Исайа, довольный тем, что без каких-либо усилий смог привлечь внимание команды, неторопливо вышел из воды, лишь тогда ощутив всю полноту усталости и легкое головокружение из-за многочисленных поспешных погружений. Присвистнув, запрыгнул на спину своего верного Франко, обливая спину жеребца соленой водой, отправив его легкой рысью вокруг команды, собирая её в четко оформленную фигуру. Капитан помахал еще раз украшением перед носом Эрнесто, который стоял у кромки волн, едва не задев лицо боцмана.

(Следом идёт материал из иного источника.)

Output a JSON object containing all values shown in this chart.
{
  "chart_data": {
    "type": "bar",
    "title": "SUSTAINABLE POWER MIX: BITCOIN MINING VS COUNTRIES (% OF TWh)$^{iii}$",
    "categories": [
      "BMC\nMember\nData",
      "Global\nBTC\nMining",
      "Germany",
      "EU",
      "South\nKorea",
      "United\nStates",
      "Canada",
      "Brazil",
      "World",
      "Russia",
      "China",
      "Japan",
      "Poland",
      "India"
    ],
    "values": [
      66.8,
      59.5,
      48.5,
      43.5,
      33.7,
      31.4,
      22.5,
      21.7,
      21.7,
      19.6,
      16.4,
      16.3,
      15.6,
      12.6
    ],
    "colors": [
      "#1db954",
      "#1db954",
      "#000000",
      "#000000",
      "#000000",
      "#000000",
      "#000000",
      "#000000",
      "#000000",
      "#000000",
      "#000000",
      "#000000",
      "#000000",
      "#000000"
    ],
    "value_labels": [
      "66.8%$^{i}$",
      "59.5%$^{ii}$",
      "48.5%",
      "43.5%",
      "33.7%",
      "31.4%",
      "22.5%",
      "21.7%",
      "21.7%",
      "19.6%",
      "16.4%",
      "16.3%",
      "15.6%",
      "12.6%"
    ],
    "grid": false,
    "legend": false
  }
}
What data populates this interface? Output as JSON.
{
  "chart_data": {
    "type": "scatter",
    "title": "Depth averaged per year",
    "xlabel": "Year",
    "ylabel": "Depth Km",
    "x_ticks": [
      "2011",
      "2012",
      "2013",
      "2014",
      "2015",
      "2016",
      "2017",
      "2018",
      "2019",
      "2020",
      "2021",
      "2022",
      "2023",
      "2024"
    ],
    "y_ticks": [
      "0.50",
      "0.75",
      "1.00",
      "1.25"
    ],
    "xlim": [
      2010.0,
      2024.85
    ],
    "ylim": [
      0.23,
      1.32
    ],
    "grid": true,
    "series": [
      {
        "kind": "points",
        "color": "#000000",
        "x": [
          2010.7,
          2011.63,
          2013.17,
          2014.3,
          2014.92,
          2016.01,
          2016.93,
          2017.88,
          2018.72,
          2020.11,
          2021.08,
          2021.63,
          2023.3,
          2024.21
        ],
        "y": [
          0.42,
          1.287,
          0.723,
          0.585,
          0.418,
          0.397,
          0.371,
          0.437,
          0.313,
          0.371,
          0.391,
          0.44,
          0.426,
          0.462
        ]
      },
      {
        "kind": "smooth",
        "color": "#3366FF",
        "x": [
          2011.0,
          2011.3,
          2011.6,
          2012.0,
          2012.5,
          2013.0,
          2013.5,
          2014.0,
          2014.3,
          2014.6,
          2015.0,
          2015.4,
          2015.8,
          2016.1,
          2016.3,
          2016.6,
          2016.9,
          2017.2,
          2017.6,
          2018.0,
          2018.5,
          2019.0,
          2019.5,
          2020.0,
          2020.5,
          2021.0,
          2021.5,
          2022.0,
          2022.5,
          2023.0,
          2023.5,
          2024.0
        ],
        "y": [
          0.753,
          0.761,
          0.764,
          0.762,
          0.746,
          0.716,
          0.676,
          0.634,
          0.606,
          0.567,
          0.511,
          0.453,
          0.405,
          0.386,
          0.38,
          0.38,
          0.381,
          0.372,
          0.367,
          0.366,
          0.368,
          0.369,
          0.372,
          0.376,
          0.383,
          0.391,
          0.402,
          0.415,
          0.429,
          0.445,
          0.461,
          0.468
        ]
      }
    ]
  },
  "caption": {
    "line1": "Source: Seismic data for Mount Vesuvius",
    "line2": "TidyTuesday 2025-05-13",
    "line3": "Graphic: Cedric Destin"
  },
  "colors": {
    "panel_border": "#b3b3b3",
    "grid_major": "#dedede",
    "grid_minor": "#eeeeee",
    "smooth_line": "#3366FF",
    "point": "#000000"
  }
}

- Чье? – Исайа, несмотря на свой легкомысленный вид, быстро научился разбираться в людях и сейчас внимательно вглядывался в лица своих друзей, которых он знал уже много лет, быть может, что-то все-таки было упущено из виду. Хотя набор команды начался еще с тех самых пор, когда отец брал его в порт, чтобы показать корабли, а простые мальчишки, сыны торговцев, бегали между людей и так же заворожённо глядели на яркие паруса и грубые лица моряков. Так Исайа познакомился с Ферро, Беппе и Гуэрино. Они были на пару лет его старше и всегда ходили своей троицей, то и дело воруя у рассеянных продавцов рыбу или мидии. Маленький Исайа, в детстве при своем низком росте, миленьком личике и белокурыми волосами, тем самым походивший на ангелочка, очень сильно хотел поспеть за старшими ребятами и вместе с ними играть в дерзкого юнца. Иногда он увлекался, воображая себя главарем их маленькой шайки, но то и дело получал подзатыльники от Гуэрино, когда слишком зазнавался.
Но в один прекрасный день мир расширился, когда отец посадил жену и сына на корабль, плывущий на Крит, в Ситию. В тот день Риммини перестал быть любовью мальчика, потому что сердце его раз и навсегда покорило синее море. С десяти лет они с матерью жили в маленьком домике близ одичалой Ситии. Мать, некогда молодая и красивая женщина, быстро постарела от ежедневной изнуряющей работы, а Исайа лишь задавался вопросом, зачем им было перебираться на остров, когда весьма сносно они жили в городе. Хотя откуда было знать мальчику, что его отец, знаменитый корсар, переживая за здоровье любимой женщины, забрал её с родного острова на большую землю под угрозой собственной жизни и весьма неплохо походил на простого торговца рыбой, пока его друга Лукрецио не поймали за перевозкой контрабанды, и завязавшееся расследование открыло дожу глаза на неприметного с виду человека. Быстро попрощавшись с любимой ранним утром, когда солнце только-только начинало ласкать горизонт, Игнато посадил семью на "Лукрецию" и скрылся среди узких портовых улочек, чтобы, избавившись от оставленных вещей, купить себе старого мерина и гнать до полудня вдоль берега взор не встретит белоснежно-алые паруса "Огнеупорного". Но больше знаменитый корсар в жизни своей семьи не появился, а паруса с яркой окраской остались лишь мечтой, унесенной южным ветром.
На Крите, во время поездки на другой конец острова, Исайя познакомился с умным и начитанным парнишкой, который был на полгода старше, когда оба заглянули в обувной магазин за парой отличных крепких сапог, которых Лука хотел купить, а Исайа - украсть. Разглядывая оборванца, молодой аристократ, владеющий тремя языками, искусством верховой езды и игрой на музыкальных инструментах, с легкой завистью отметил свободу, гуляющую в голубых глазах, играющая в недетских мышцах молодого загорелого тела. Все в жизни Луки было утонченно - дом, семья, еда, братья и сестры, одежда и даже статный гнедой пони, привезенный отцом из Англии на прошлый день рождения. Но у него не было друзей, а точнее, времени на них, ибо, как говорила мать, превыше всего стояло образование, которое никогда не будет дано челяди. Лука внутренне улыбался, когда смотрел на зачарованный взгляд Исайи, который присмотрел себе в дальнем углу красивые темно-бордовые красные сапоги из тонкой кожи. Работа была столь изящной, что стоимость едва ли превышала ту, на которую мог рассчитывать сам Лука.